Fantasy as a genre grants writers the opportunity to prove just how much they can breathe life into a world - its written history and what is erased, and what it means that some things are saved and others are not. Which parts of history are designed by those in power, granting forgiveness or condemnation as they see fit. The appendices in the end of the book serve an important purpose for the reader: a glossary of terms for a new fantastical world and a history of the various seasons that have been recorded throughout time. The appendix that describes the various seasons gives the reader an idea of the depth that Jemisin writes with. She invents an entire history, rife with centuries of resentments and prescribed social roles between different factions in the world. This is what inspires my belief that forgiveness is such an essential element of this story. History in our real world begets questions of power and considering the source and who is being erased. Jemisin writes the lore and storytelling of The Fifth Season with emphasis that orogenes carry millennia of stigma against them, creating a barrier between them and ever earning forgiveness from the humans of the world, the established societies, the Guardians who haunt them, and Father Earth itself.
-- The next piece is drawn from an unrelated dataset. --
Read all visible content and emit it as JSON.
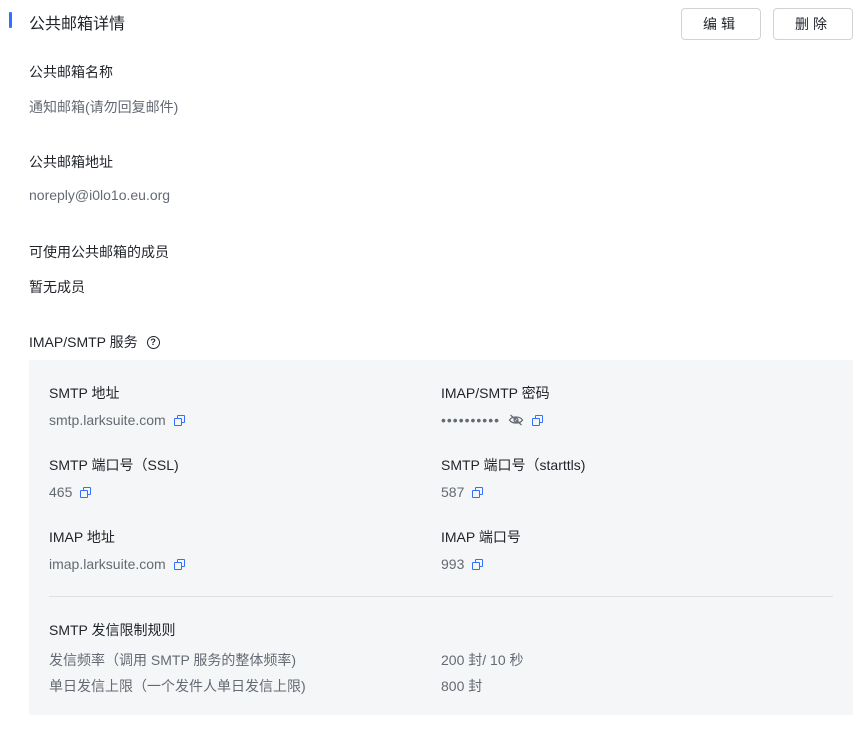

Always having the worst assumed of them, orogenes must navigate a world where they are expected to be the villain and that any kindnesses from strangers (rare in the first place) will be stripped from them the moment their orogeny is revealed. This book is worth it if the reader values intriguing magic systems and power struggles with political ends and various characters’ timelines with excellent payoff. All with the end of the world as the stakes.